= Spinoxin =

Spinoxin (SPX; α-KTx6.13) is a 34-residue peptide neurotoxin isolated from the venom of the Malaysian black scorpion Heterometrus spinifer. It is part of the α-KTx6 subfamily and exerts its effects by inhibiting voltage-gated potassium channels, specifically Kv1.2 and Kv1.3.

== Sources ==
Spinoxin is isolated from the venom of the Malaysian black scorpion H. spinifer, from which the toxin gets its name. Researchers first characterized it in 2003.

== Chemistry ==

=== Structure ===
Spinoxin is a peptide neurotoxin consisting of 34 amino acid residues. It has a molecular weight of 3.7 kDa. All members of the α-KTx subfamily share a common cysteine-stabilized α/β motif (CSαβ). In spinoxin the N-terminal contains the α-helix whereas the C-terminal contains the β-region/sheet, which is involved in the binding to the potassium-channel, resulting in blocking of the channel. Four disulfide bridges connect these terminals stabilizing the small protein. The pattern of spinoxin disulfide bonding has been determined to be Cys3-Cys24, Cys9-Cys29, Cys13-Cys31, and Cys19-Cys34. A 3D model of spinoxin can be viewed on this website.

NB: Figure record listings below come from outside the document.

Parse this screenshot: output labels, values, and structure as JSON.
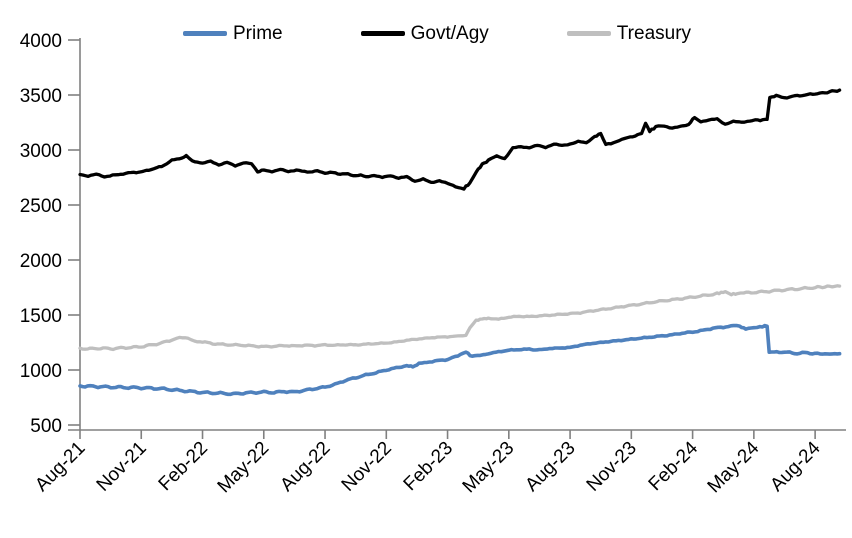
{
  "chart_data": {
    "type": "line",
    "title": "",
    "xlabel": "",
    "ylabel": "",
    "legend_position": "top",
    "grid": false,
    "axis_color": "#808080",
    "text_color": "#000000",
    "ylim": [
      500,
      4000
    ],
    "y_ticks": [
      500,
      1000,
      1500,
      2000,
      2500,
      3000,
      3500,
      4000
    ],
    "x_tick_labels": [
      "Aug-21",
      "Nov-21",
      "Feb-22",
      "May-22",
      "Aug-22",
      "Nov-22",
      "Feb-23",
      "May-23",
      "Aug-23",
      "Nov-23",
      "Feb-24",
      "May-24",
      "Aug-24"
    ],
    "x_tick_months": [
      0,
      3,
      6,
      9,
      12,
      15,
      18,
      21,
      24,
      27,
      30,
      33,
      36
    ],
    "x_range_months": [
      0,
      37.2
    ],
    "series": [
      {
        "name": "Prime",
        "color": "#4f81bd",
        "width": 3.6,
        "points": [
          [
            0,
            855
          ],
          [
            1,
            848
          ],
          [
            2,
            842
          ],
          [
            3,
            838
          ],
          [
            4,
            830
          ],
          [
            5,
            812
          ],
          [
            6,
            795
          ],
          [
            7,
            788
          ],
          [
            7.5,
            782
          ],
          [
            8,
            790
          ],
          [
            9,
            800
          ],
          [
            9.5,
            795
          ],
          [
            10,
            805
          ],
          [
            10.5,
            800
          ],
          [
            11,
            815
          ],
          [
            11.5,
            830
          ],
          [
            12,
            845
          ],
          [
            12.5,
            870
          ],
          [
            13,
            905
          ],
          [
            13.5,
            930
          ],
          [
            14,
            955
          ],
          [
            14.5,
            975
          ],
          [
            15,
            1000
          ],
          [
            15.5,
            1020
          ],
          [
            16,
            1040
          ],
          [
            16.3,
            1030
          ],
          [
            16.6,
            1055
          ],
          [
            17,
            1070
          ],
          [
            17.5,
            1085
          ],
          [
            18,
            1095
          ],
          [
            18.5,
            1130
          ],
          [
            18.9,
            1165
          ],
          [
            19.2,
            1120
          ],
          [
            19.6,
            1135
          ],
          [
            20,
            1150
          ],
          [
            20.5,
            1165
          ],
          [
            21,
            1180
          ],
          [
            21.5,
            1185
          ],
          [
            22,
            1190
          ],
          [
            22.3,
            1180
          ],
          [
            22.6,
            1190
          ],
          [
            23,
            1195
          ],
          [
            23.5,
            1200
          ],
          [
            24,
            1205
          ],
          [
            24.5,
            1225
          ],
          [
            25,
            1240
          ],
          [
            25.5,
            1250
          ],
          [
            26,
            1260
          ],
          [
            26.5,
            1270
          ],
          [
            27,
            1280
          ],
          [
            27.5,
            1290
          ],
          [
            28,
            1300
          ],
          [
            28.5,
            1310
          ],
          [
            29,
            1320
          ],
          [
            29.5,
            1335
          ],
          [
            30,
            1345
          ],
          [
            30.5,
            1360
          ],
          [
            31,
            1380
          ],
          [
            31.5,
            1390
          ],
          [
            32,
            1400
          ],
          [
            32.3,
            1395
          ],
          [
            32.6,
            1375
          ],
          [
            33,
            1390
          ],
          [
            33.3,
            1398
          ],
          [
            33.65,
            1398
          ],
          [
            33.75,
            1165
          ],
          [
            34,
            1160
          ],
          [
            34.5,
            1165
          ],
          [
            35,
            1150
          ],
          [
            35.5,
            1157
          ],
          [
            36,
            1150
          ],
          [
            36.6,
            1145
          ],
          [
            37.2,
            1148
          ]
        ]
      },
      {
        "name": "Govt/Agy",
        "color": "#000000",
        "width": 3.3,
        "points": [
          [
            0,
            2780
          ],
          [
            0.4,
            2760
          ],
          [
            0.8,
            2775
          ],
          [
            1.2,
            2755
          ],
          [
            1.6,
            2775
          ],
          [
            2,
            2780
          ],
          [
            2.5,
            2795
          ],
          [
            3,
            2800
          ],
          [
            3.5,
            2825
          ],
          [
            4,
            2850
          ],
          [
            4.5,
            2905
          ],
          [
            5,
            2930
          ],
          [
            5.2,
            2945
          ],
          [
            5.5,
            2905
          ],
          [
            6,
            2875
          ],
          [
            6.4,
            2900
          ],
          [
            6.8,
            2870
          ],
          [
            7.2,
            2890
          ],
          [
            7.6,
            2855
          ],
          [
            8,
            2880
          ],
          [
            8.4,
            2870
          ],
          [
            8.7,
            2800
          ],
          [
            9,
            2820
          ],
          [
            9.4,
            2810
          ],
          [
            9.8,
            2825
          ],
          [
            10.2,
            2800
          ],
          [
            10.6,
            2815
          ],
          [
            11,
            2800
          ],
          [
            11.5,
            2808
          ],
          [
            12,
            2795
          ],
          [
            12.5,
            2790
          ],
          [
            13,
            2780
          ],
          [
            13.5,
            2770
          ],
          [
            14,
            2760
          ],
          [
            14.4,
            2775
          ],
          [
            14.8,
            2750
          ],
          [
            15.2,
            2765
          ],
          [
            15.6,
            2740
          ],
          [
            16,
            2755
          ],
          [
            16.4,
            2720
          ],
          [
            16.8,
            2740
          ],
          [
            17.2,
            2705
          ],
          [
            17.6,
            2720
          ],
          [
            18,
            2690
          ],
          [
            18.4,
            2665
          ],
          [
            18.8,
            2650
          ],
          [
            19.1,
            2700
          ],
          [
            19.4,
            2800
          ],
          [
            19.7,
            2870
          ],
          [
            20,
            2905
          ],
          [
            20.4,
            2940
          ],
          [
            20.8,
            2920
          ],
          [
            21.2,
            3020
          ],
          [
            21.6,
            3035
          ],
          [
            22,
            3025
          ],
          [
            22.4,
            3040
          ],
          [
            22.8,
            3020
          ],
          [
            23.2,
            3050
          ],
          [
            23.6,
            3040
          ],
          [
            24,
            3060
          ],
          [
            24.4,
            3080
          ],
          [
            24.8,
            3065
          ],
          [
            25.2,
            3120
          ],
          [
            25.5,
            3150
          ],
          [
            25.75,
            3045
          ],
          [
            26,
            3060
          ],
          [
            26.4,
            3090
          ],
          [
            26.8,
            3115
          ],
          [
            27.2,
            3130
          ],
          [
            27.5,
            3150
          ],
          [
            27.7,
            3245
          ],
          [
            27.9,
            3170
          ],
          [
            28.2,
            3210
          ],
          [
            28.6,
            3220
          ],
          [
            29,
            3205
          ],
          [
            29.4,
            3215
          ],
          [
            29.8,
            3230
          ],
          [
            30.1,
            3300
          ],
          [
            30.4,
            3255
          ],
          [
            30.8,
            3270
          ],
          [
            31.2,
            3285
          ],
          [
            31.6,
            3240
          ],
          [
            32,
            3260
          ],
          [
            32.4,
            3250
          ],
          [
            32.8,
            3260
          ],
          [
            33.2,
            3270
          ],
          [
            33.65,
            3278
          ],
          [
            33.78,
            3480
          ],
          [
            34.1,
            3490
          ],
          [
            34.5,
            3475
          ],
          [
            35,
            3490
          ],
          [
            35.5,
            3500
          ],
          [
            36,
            3510
          ],
          [
            36.6,
            3525
          ],
          [
            37.2,
            3545
          ]
        ]
      },
      {
        "name": "Treasury",
        "color": "#bfbfbf",
        "width": 3.3,
        "points": [
          [
            0,
            1197
          ],
          [
            0.5,
            1192
          ],
          [
            1,
            1198
          ],
          [
            1.5,
            1193
          ],
          [
            2,
            1200
          ],
          [
            2.5,
            1205
          ],
          [
            3,
            1212
          ],
          [
            3.5,
            1228
          ],
          [
            4,
            1245
          ],
          [
            4.5,
            1275
          ],
          [
            5,
            1295
          ],
          [
            5.3,
            1290
          ],
          [
            5.6,
            1270
          ],
          [
            6,
            1255
          ],
          [
            6.5,
            1240
          ],
          [
            7,
            1232
          ],
          [
            7.5,
            1228
          ],
          [
            8,
            1225
          ],
          [
            8.5,
            1218
          ],
          [
            9,
            1212
          ],
          [
            9.5,
            1215
          ],
          [
            10,
            1222
          ],
          [
            10.5,
            1218
          ],
          [
            11,
            1225
          ],
          [
            11.5,
            1222
          ],
          [
            12,
            1228
          ],
          [
            12.5,
            1225
          ],
          [
            13,
            1230
          ],
          [
            13.5,
            1228
          ],
          [
            14,
            1235
          ],
          [
            14.5,
            1240
          ],
          [
            15,
            1245
          ],
          [
            15.5,
            1255
          ],
          [
            16,
            1270
          ],
          [
            16.5,
            1280
          ],
          [
            17,
            1290
          ],
          [
            17.5,
            1298
          ],
          [
            18,
            1302
          ],
          [
            18.5,
            1308
          ],
          [
            18.9,
            1312
          ],
          [
            19.1,
            1390
          ],
          [
            19.4,
            1450
          ],
          [
            19.7,
            1465
          ],
          [
            20,
            1470
          ],
          [
            20.5,
            1462
          ],
          [
            21,
            1480
          ],
          [
            21.5,
            1488
          ],
          [
            22,
            1485
          ],
          [
            22.5,
            1492
          ],
          [
            23,
            1498
          ],
          [
            23.5,
            1505
          ],
          [
            24,
            1512
          ],
          [
            24.5,
            1520
          ],
          [
            25,
            1535
          ],
          [
            25.5,
            1548
          ],
          [
            26,
            1560
          ],
          [
            26.5,
            1575
          ],
          [
            27,
            1588
          ],
          [
            27.5,
            1600
          ],
          [
            28,
            1615
          ],
          [
            28.5,
            1628
          ],
          [
            29,
            1638
          ],
          [
            29.5,
            1650
          ],
          [
            30,
            1662
          ],
          [
            30.5,
            1675
          ],
          [
            31,
            1688
          ],
          [
            31.3,
            1700
          ],
          [
            31.6,
            1710
          ],
          [
            31.9,
            1688
          ],
          [
            32.2,
            1695
          ],
          [
            32.5,
            1700
          ],
          [
            33,
            1705
          ],
          [
            33.5,
            1712
          ],
          [
            34,
            1720
          ],
          [
            34.5,
            1728
          ],
          [
            35,
            1735
          ],
          [
            35.5,
            1742
          ],
          [
            36,
            1750
          ],
          [
            36.6,
            1758
          ],
          [
            37.2,
            1763
          ]
        ]
      }
    ]
  },
  "legend": {
    "prime_label": "Prime",
    "govt_label": "Govt/Agy",
    "treasury_label": "Treasury"
  }
}
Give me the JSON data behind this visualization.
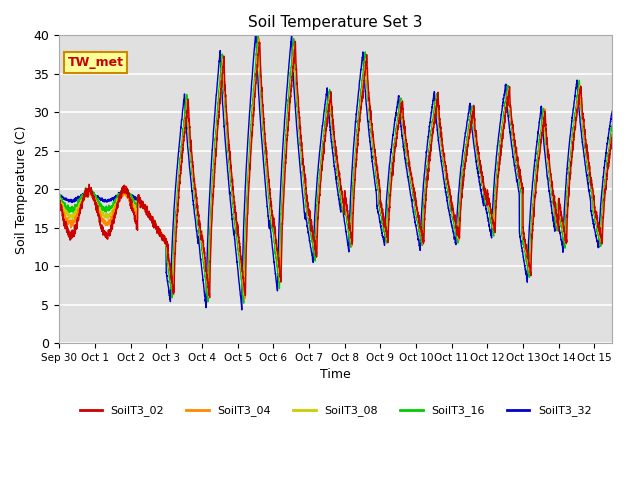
{
  "title": "Soil Temperature Set 3",
  "xlabel": "Time",
  "ylabel": "Soil Temperature (C)",
  "ylim": [
    0,
    40
  ],
  "background_color": "#e8e8e8",
  "grid_color": "#ffffff",
  "annotation_text": "TW_met",
  "annotation_box_color": "#ffff99",
  "annotation_box_edge": "#cc8800",
  "sensors": [
    {
      "name": "SoilT3_02",
      "color": "#cc0000"
    },
    {
      "name": "SoilT3_04",
      "color": "#ff8800"
    },
    {
      "name": "SoilT3_08",
      "color": "#cccc00"
    },
    {
      "name": "SoilT3_16",
      "color": "#00cc00"
    },
    {
      "name": "SoilT3_32",
      "color": "#0000cc"
    }
  ],
  "x_tick_labels": [
    "Sep 30",
    "Oct 1",
    "Oct 2",
    "Oct 3",
    "Oct 4",
    "Oct 5",
    "Oct 6",
    "Oct 7",
    "Oct 8",
    "Oct 9",
    "Oct 10",
    "Oct 11",
    "Oct 12",
    "Oct 13",
    "Oct 14",
    "Oct 15"
  ],
  "x_tick_positions": [
    0,
    1,
    2,
    3,
    4,
    5,
    6,
    7,
    8,
    9,
    10,
    11,
    12,
    13,
    14,
    15
  ]
}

The amino acid sequence of spinoxin
| I R C S G S R D C Y S P C M K Q T G C P N A K C I N K S C K C Y G C-NH2 |

=== Family ===
Spinoxin belongs to the class of small proteins with knottin folds resulting from the four disulfide bonds. The superfamily spinoxin is part of is known as "scorpion toxin-like", and its family as "short-chain scorpion toxins".

=== Homology ===
Spinoxin has 82% sequence homology with maurotoxin (MTX; α-KTx6.2). Most short-chain scorpion toxins contain three disulfide bridges, whereas several toxins belonging to the α-KTx6 subfamily, including spinoxin and maurotoxin, possess a fourth disulfide bridge.

== Target ==
Similar to maurotoxin, spinoxin is a member of the extensively studied α-KTx family of neurotoxins acting on voltage-gated potassium channels. However, little is known about spinoxin in particular.
Spinoxin targets voltage-gated potassium channels Kv1.2 and Kv1.3, possibly by blocking the selectivity filter with its Lys residues. It has no inhibitory effects on Kv1.1 channels.

== Mode of Action ==
It has been reported that the following three amino acid residues in particular are important for blocking of potassium channels: Lys^{23}, Asn^{26}, and Lys^{30}. Furthermore, three out of the four disulfide bridges affect the intensity of the inhibition, specifically Cys3-Cys24, Cys9-Cys29, Cys13-Cys31. The Cys19-Cys34 bond does not seem to be required for Kv1.3 inhibition.

== Toxicity ==
Spinoxin can cause intense pain, visual disturbances and swelling of the affected area. However, it is not lethal to humans.